Here is another tale from my youth, another lesson, as I take it, in the intense flourishing of value, in fact a blossoming tropic of value, contained within a very specific and private, even solitary, experience. I have never been much good at the things most people do. One summer, while I was in college, I worked for one day as a waitress in the restaurant of a hotel in my hometown. That was my first and last venture into a world my college friends managed with aplomb. They all had summer jobs in scenic places. They dealt with people. It seemed to me to give them an enviable kind of social authority. I knew that my own unbroken history of unemployment, grateful as I am for all the reading I got done, amounted basically to hiding out. So when my job lasted only one day, I was not at all surprised, though I was deeply alarmed at having every relevant anxiety justified.
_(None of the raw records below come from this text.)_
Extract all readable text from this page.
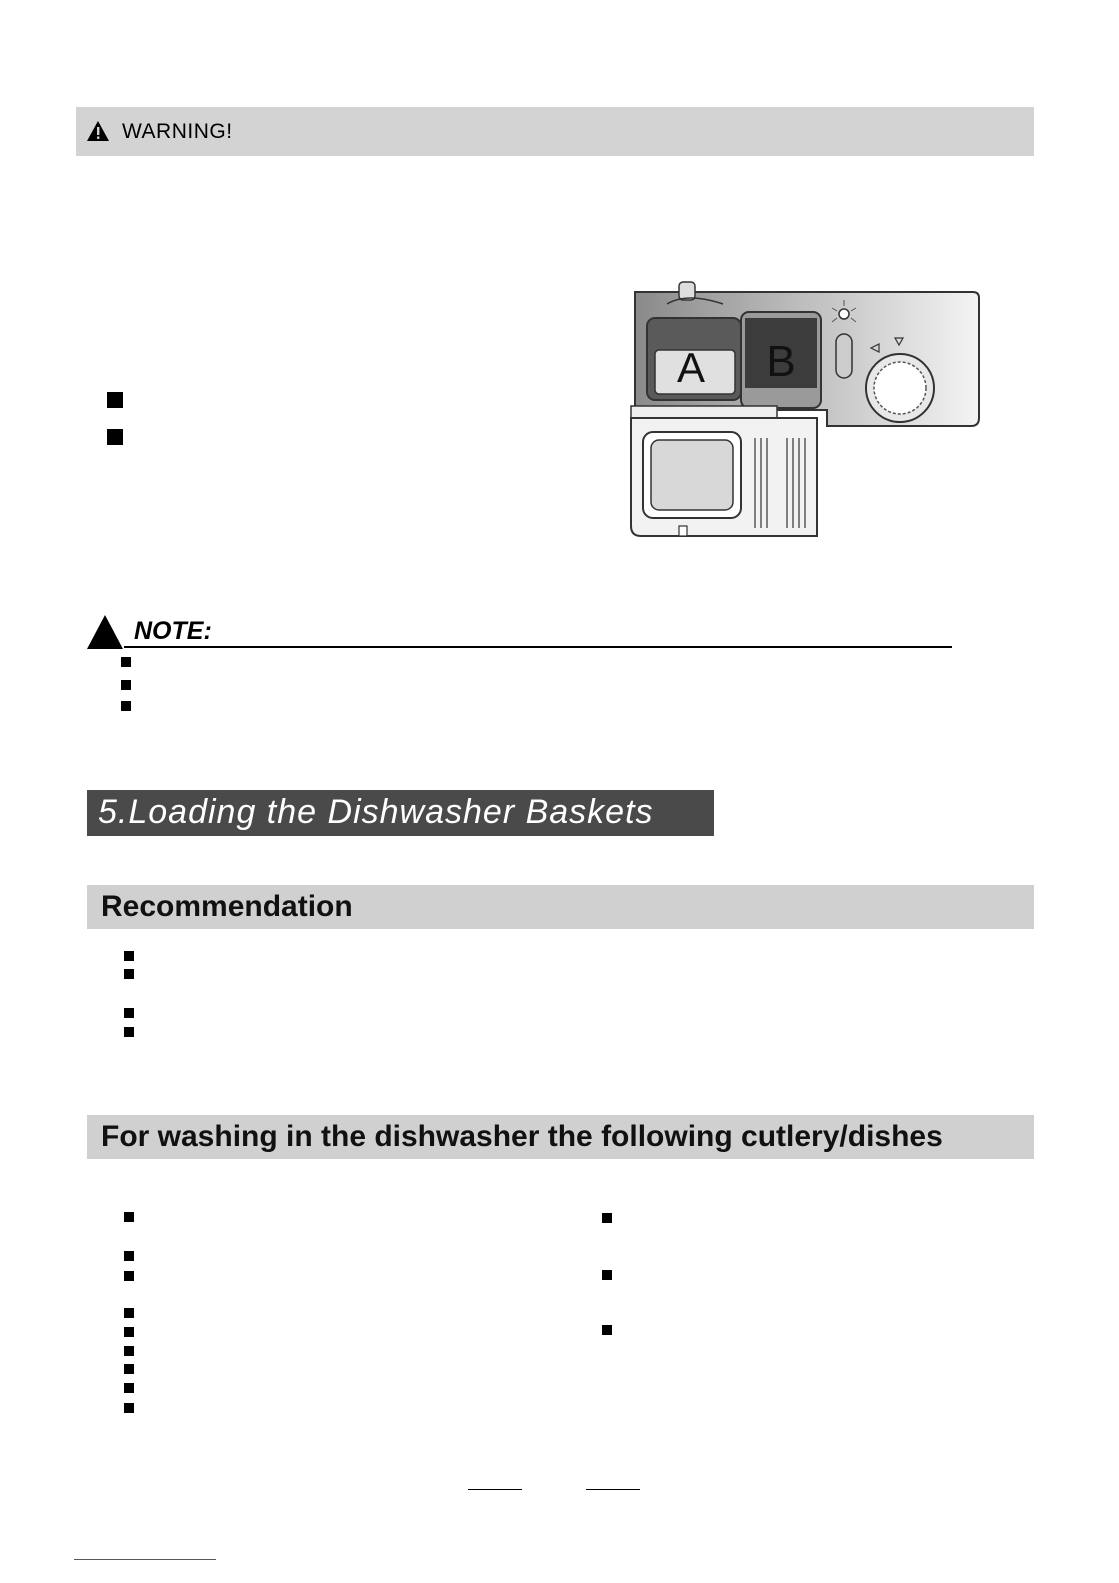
WARNING!
A B
NOTE:
5.Loading the Dishwasher Baskets
Recommendation
For washing in the dishwasher the following cutlery/dishes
I spilled just the tiniest bit of soup into the lap of a well-dressed man. I was sent forthwith to the kitchen and spent the rest of that somber day washing lettuces.
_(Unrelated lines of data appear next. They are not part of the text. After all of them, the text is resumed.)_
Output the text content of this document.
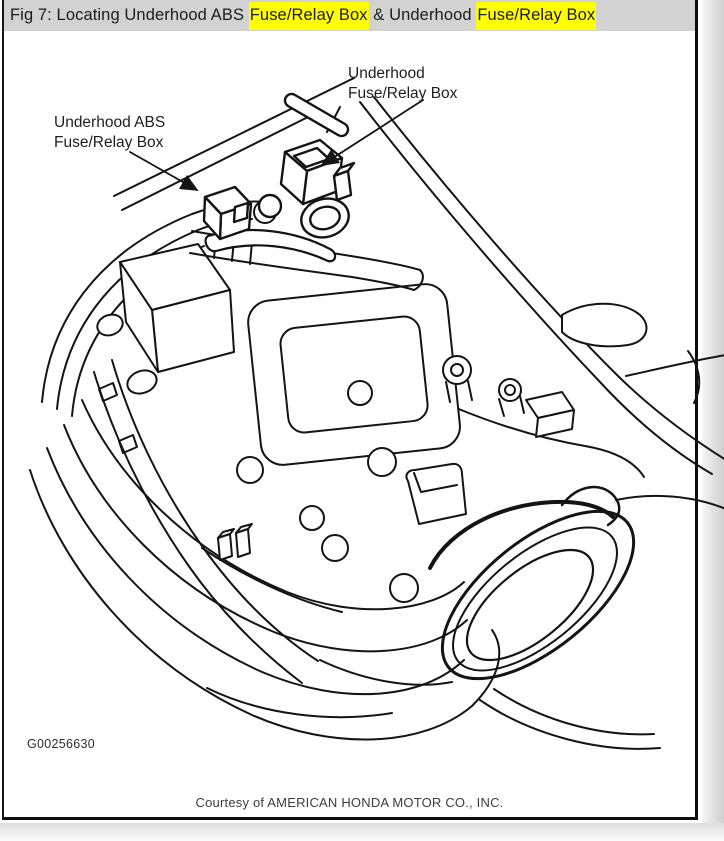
Fig 7: Locating Underhood ABS Fuse/Relay Box & Underhood Fuse/Relay Box
Underhood
Fuse/Relay Box
Underhood ABS
Fuse/Relay Box
G00256630
Courtesy of AMERICAN HONDA MOTOR CO., INC.
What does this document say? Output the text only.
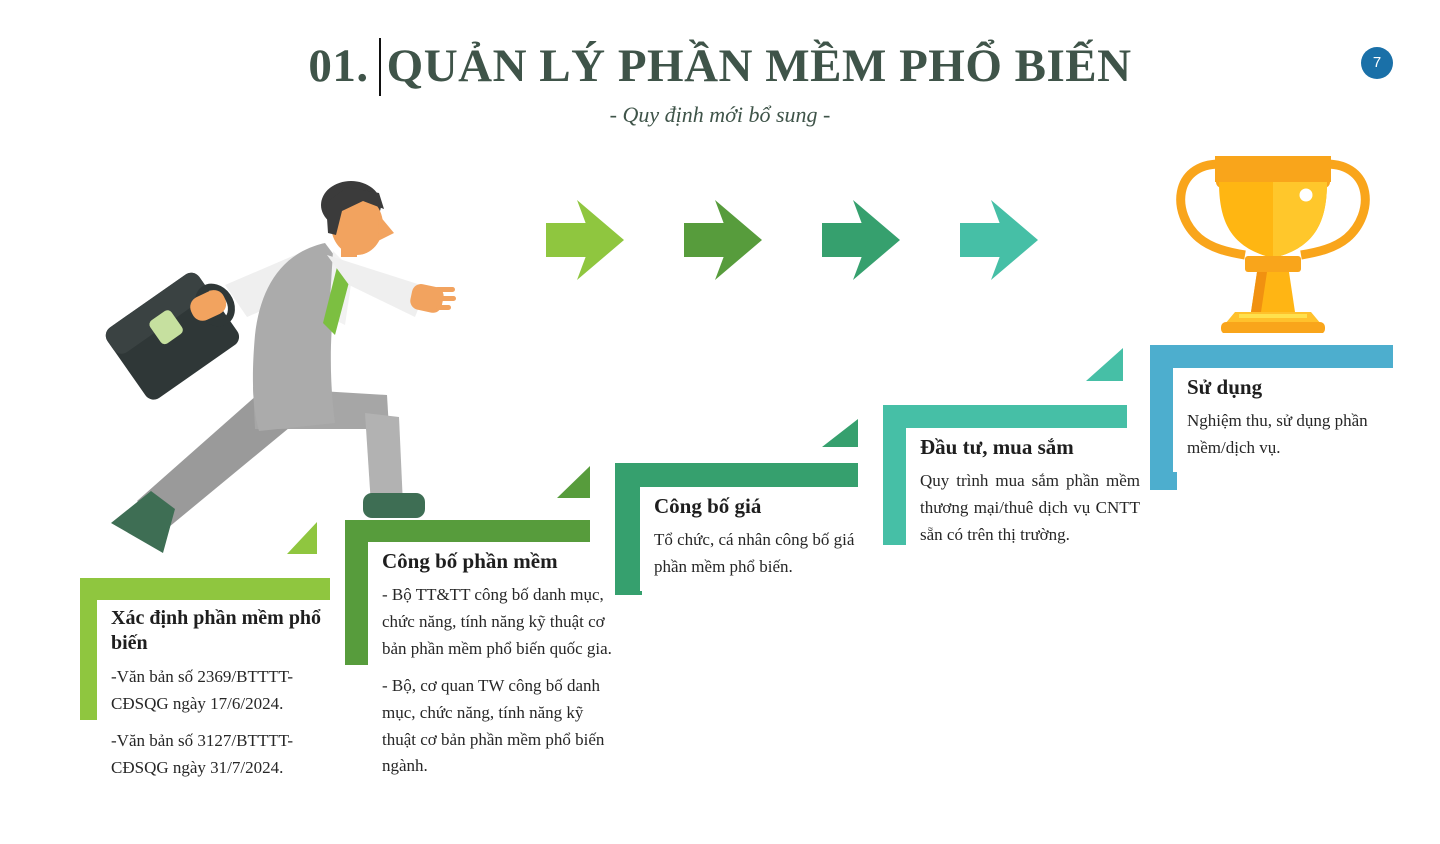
01. QUẢN LÝ PHẦN MỀM PHỔ BIẾN
- Quy định mới bổ sung -
7
Xác định phần mềm phổ biến

-Văn bản số 2369/BTTTT-CĐSQG ngày 17/6/2024.

-Văn bản số 3127/BTTTT-CĐSQG ngày 31/7/2024.

Công bố phần mềm

- Bộ TT&TT công bố danh mục, chức năng, tính năng kỹ thuật cơ bản phần mềm phổ biến quốc gia.

- Bộ, cơ quan TW công bố danh mục, chức năng, tính năng kỹ thuật cơ bản phần mềm phổ biến ngành.

Công bố giá

Tổ chức, cá nhân công bố giá phần mềm phổ biến.

Đầu tư, mua sắm

Quy trình mua sắm phần mềm thương mại/thuê dịch vụ CNTT sẵn có trên thị trường.

Sử dụng

Nghiệm thu, sử dụng phần mềm/dịch vụ.
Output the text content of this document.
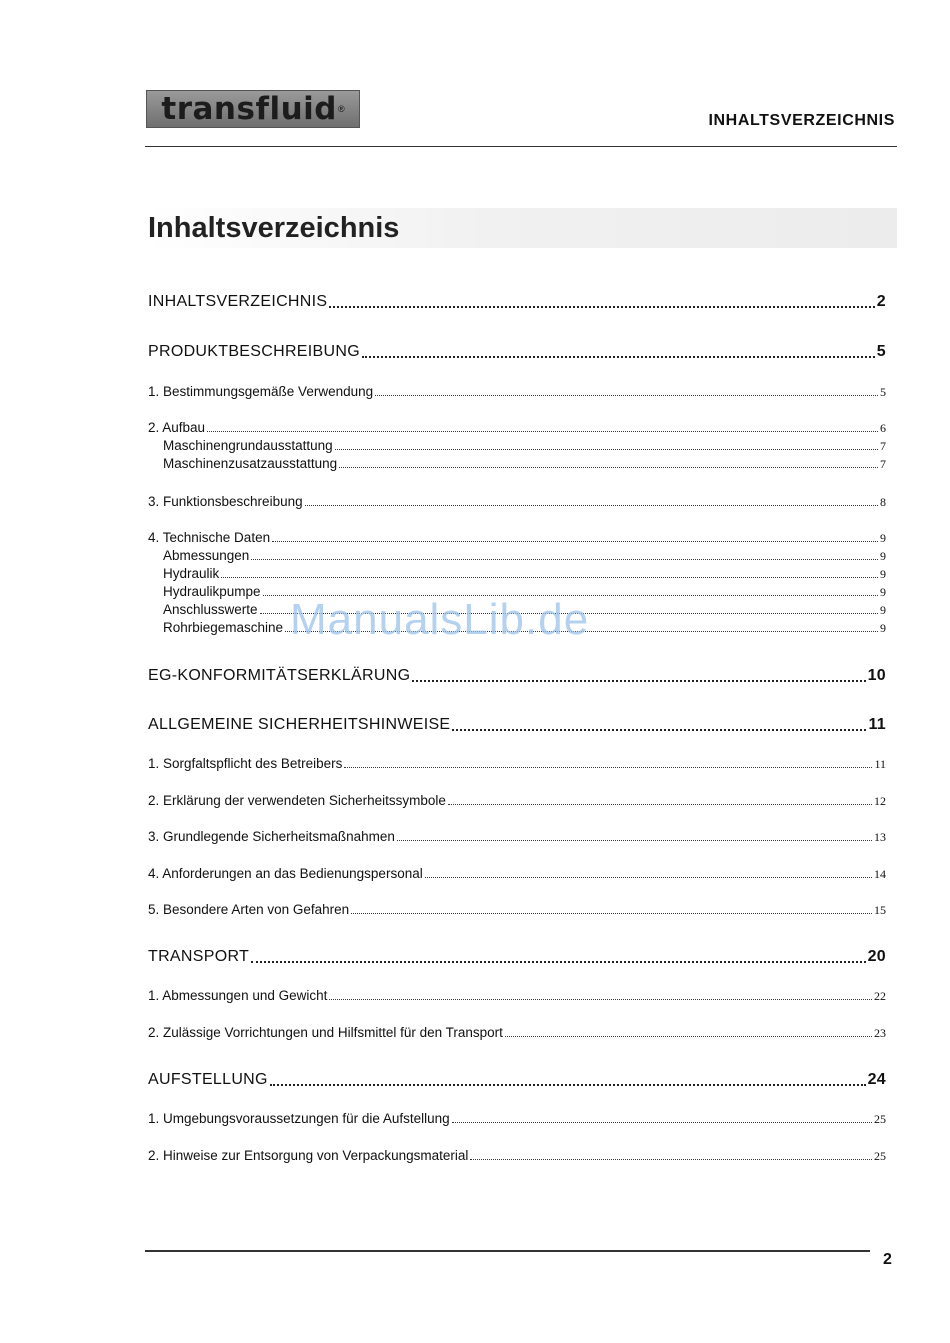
transfluid ®
INHALTSVERZEICHNIS
Inhaltsverzeichnis
INHALTSVERZEICHNIS	2
PRODUKTBESCHREIBUNG	5
1. Bestimmungsgemäße Verwendung	5
2. Aufbau	6
Maschinengrundausstattung	7
Maschinenzusatzausstattung	7
3. Funktionsbeschreibung	8
4. Technische Daten	9
Abmessungen	9
Hydraulik	9
Hydraulikpumpe	9
Anschlusswerte	9
Rohrbiegemaschine	9
ManualsLib.de
EG-KONFORMITÄTSERKLÄRUNG	10
ALLGEMEINE SICHERHEITSHINWEISE	11
1. Sorgfaltspflicht des Betreibers	11
2. Erklärung der verwendeten Sicherheitssymbole	12
3. Grundlegende Sicherheitsmaßnahmen	13
4. Anforderungen an das Bedienungspersonal	14
5. Besondere Arten von Gefahren	15
TRANSPORT	20
1. Abmessungen und Gewicht	22
2. Zulässige Vorrichtungen und Hilfsmittel für den Transport	23
AUFSTELLUNG	24
1. Umgebungsvoraussetzungen für die Aufstellung	25
2. Hinweise zur Entsorgung von Verpackungsmaterial	25
2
A shy, small, older woman, a lifelong waitress, I suspect, felt for some reason that I had been treated unjustly, and brooded on this thought till her shift was over. Then she came to me in the kitchen, scooped handfuls of money out of her apron pockets, and spilled it out onto the table. She gave me a look of fierce satisfaction—she knew what was right, and she would make things right, bearing all the cost herself. I remember that money spilling from her hands, a magnificent gesture that made manifest in all those dollars and quarters and dimes the value they had for her, the wonderful gift she was making to me.
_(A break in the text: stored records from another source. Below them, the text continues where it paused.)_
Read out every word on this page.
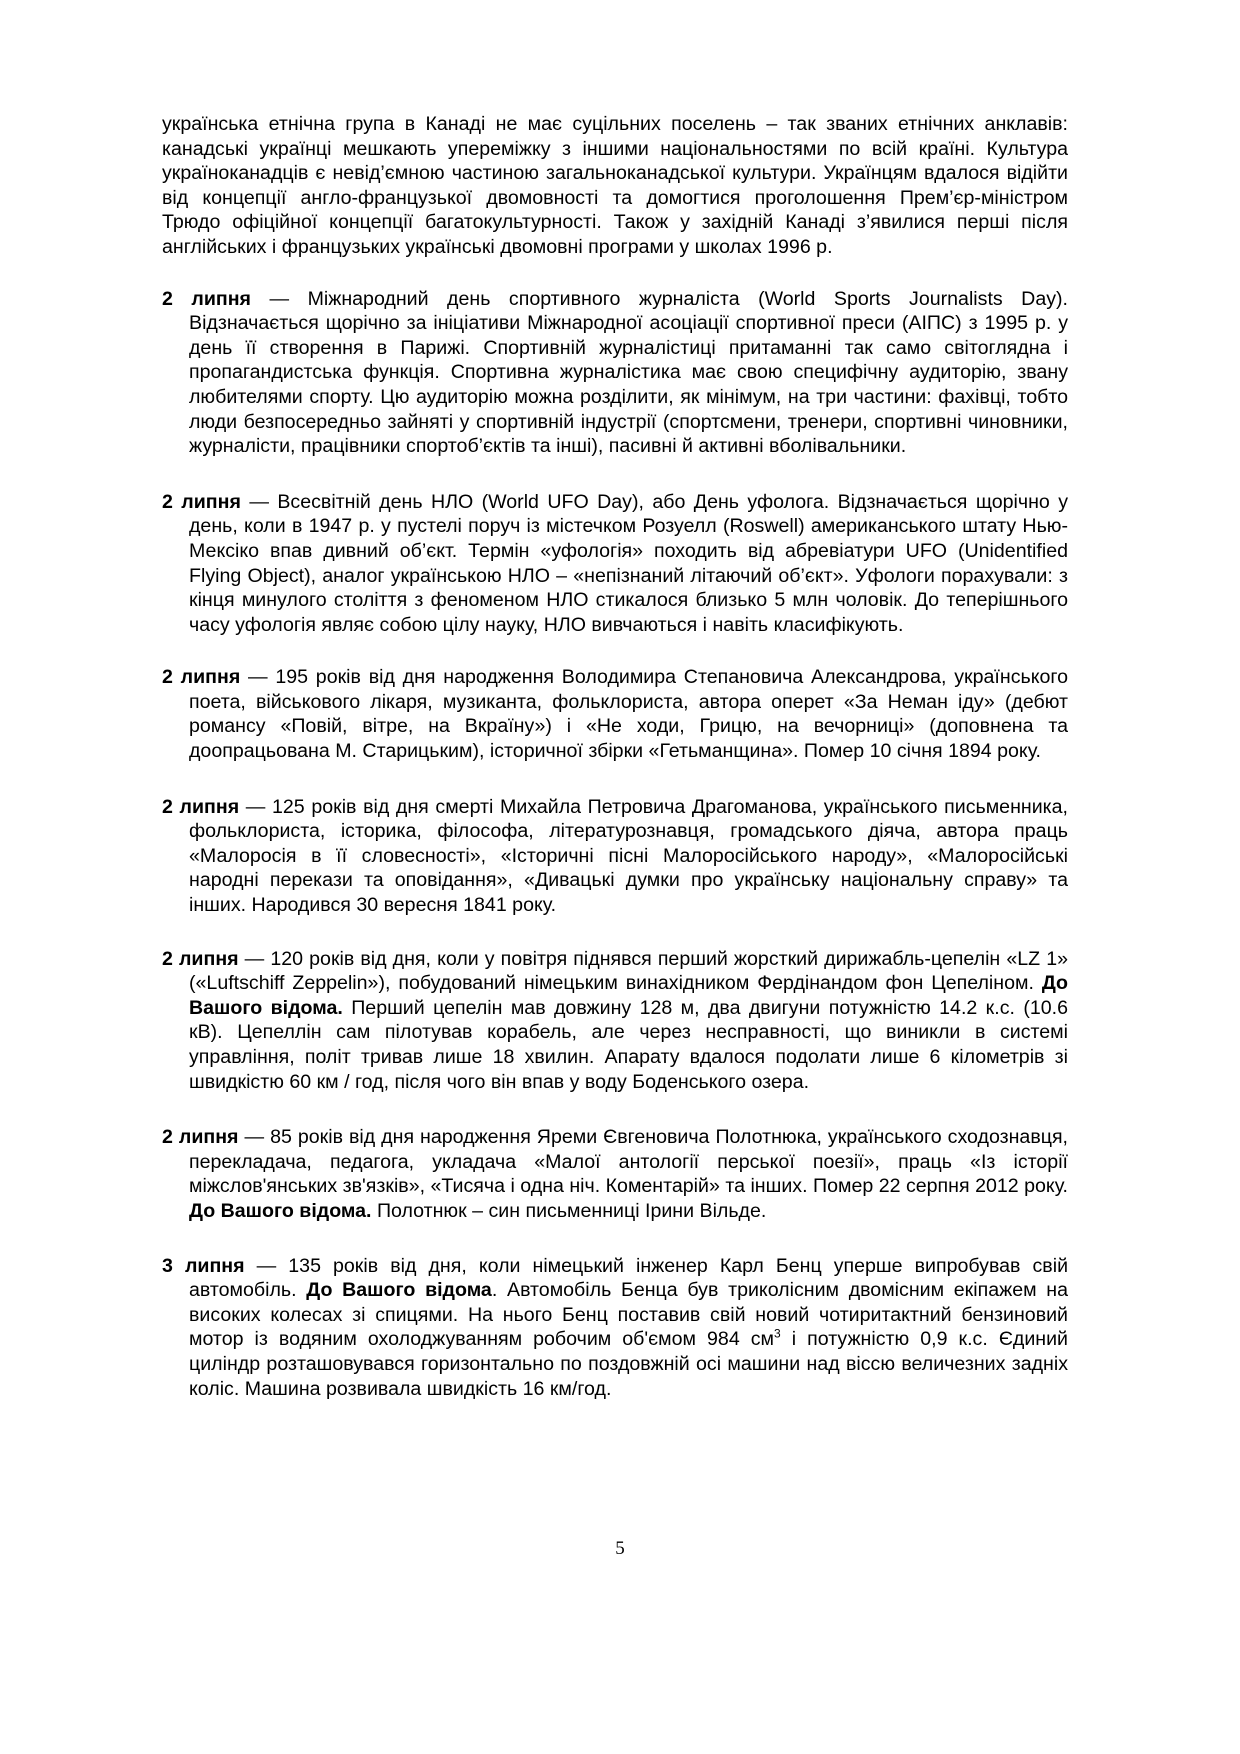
українська етнічна група в Канаді не має суцільних поселень – так званих етнічних анклавів: канадські українці мешкають упереміжку з іншими національностями по всій країні. Культура україноканадців є невід’ємною частиною загальноканадської культури. Українцям вдалося відійти від концепції англо-французької двомовності та домогтися проголошення Прем’єр-міністром Трюдо офіційної концепції багатокультурності. Також у західній Канаді з’явилися перші після англійських і французьких українські двомовні програми у школах 1996 р.

2 липня — Міжнародний день спортивного журналіста (World Sports Journalists Day). Відзначається щорічно за ініціативи Міжнародної асоціації спортивної преси (АІПС) з 1995 р. у день її створення в Парижі. Спортивній журналістиці притаманні так само світоглядна і пропагандистська функція. Спортивна журналістика має свою специфічну аудиторію, звану любителями спорту. Цю аудиторію можна розділити, як мінімум, на три частини: фахівці, тобто люди безпосередньо зайняті у спортивній індустрії (спортсмени, тренери, спортивні чиновники, журналісти, працівники спортоб’єктів та інші), пасивні й активні вболівальники.

2 липня — Всесвітній день НЛО (World UFO Day), або День уфолога. Відзначається щорічно у день, коли в 1947 р. у пустелі поруч із містечком Розуелл (Roswell) американського штату Нью-Мексіко впав дивний об’єкт. Термін «уфологія» походить від абревіатури UFO (Unidentified Flying Object), аналог українською НЛО – «непізнаний літаючий об’єкт». Уфологи порахували: з кінця минулого століття з феноменом НЛО стикалося близько 5 млн чоловік. До теперішнього часу уфологія являє собою цілу науку, НЛО вивчаються і навіть класифікують.

2 липня — 195 років від дня народження Володимира Степановича Александрова, українського поета, військового лікаря, музиканта, фольклориста, автора оперет «За Неман іду» (дебют романсу «Повій, вітре, на Вкраїну») і «Не ходи, Грицю, на вечорниці» (доповнена та доопрацьована М. Старицьким), історичної збірки «Гетьманщина». Помер 10 січня 1894 року.

2 липня — 125 років від дня смерті Михайла Петровича Драгоманова, українського письменника, фольклориста, історика, філософа, літературознавця, громадського діяча, автора праць «Малоросія в її словесності», «Історичні пісні Малоросійського народу», «Малоросійські народні перекази та оповідання», «Дивацькі думки про українську національну справу» та інших. Народився 30 вересня 1841 року.

2 липня — 120 років від дня, коли у повітря піднявся перший жорсткий дирижабль-цепелін «LZ 1» («Luftschiff Zeppelin»), побудований німецьким винахідником Фердінандом фон Цепеліном. До Вашого відома. Перший цепелін мав довжину 128 м, два двигуни потужністю 14.2 к.с. (10.6 кВ). Цепеллін сам пілотував корабель, але через несправності, що виникли в системі управління, політ тривав лише 18 хвилин. Апарату вдалося подолати лише 6 кілометрів зі швидкістю 60 км / год, після чого він впав у воду Боденського озера.

2 липня — 85 років від дня народження Яреми Євгеновича Полотнюка, українського сходознавця, перекладача, педагога, укладача «Малої антології перської поезії», праць «Із історії міжслов'янських зв'язків», «Тисяча і одна ніч. Коментарій» та інших. Помер 22 серпня 2012 року. До Вашого відома. Полотнюк – син письменниці Ірини Вільде.

3 липня — 135 років від дня, коли німецький інженер Карл Бенц уперше випробував свій автомобіль. До Вашого відома. Автомобіль Бенца був триколісним двомісним екіпажем на високих колесах зі спицями. На нього Бенц поставив свій новий чотиритактний бензиновий мотор із водяним охолоджуванням робочим об'ємом 984 $см^3$ і потужністю 0,9 к.с. Єдиний циліндр розташовувався горизонтально по поздовжній осі машини над віссю величезних задніх коліс. Машина розвивала швидкість 16 км/год.

5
I could not take her money. And I could see that my refusal of it hurt her. Frankly, it had seemed about right to me that I should only be trusted with lettuces. I don't know what story she had been telling herself all those hours that could have made her indignant for my sake, so her gift took me by surprise. Even all these years later, when perhaps nothing of her remains in the world more vividly than my memory of that look of hers, that angry, joyful look, as she threw her small weight against the arbitrary powers of her world—even now I don't know what I should have done. Of course I could not take her money. It flowed like silk from her hands. It was beautiful to her.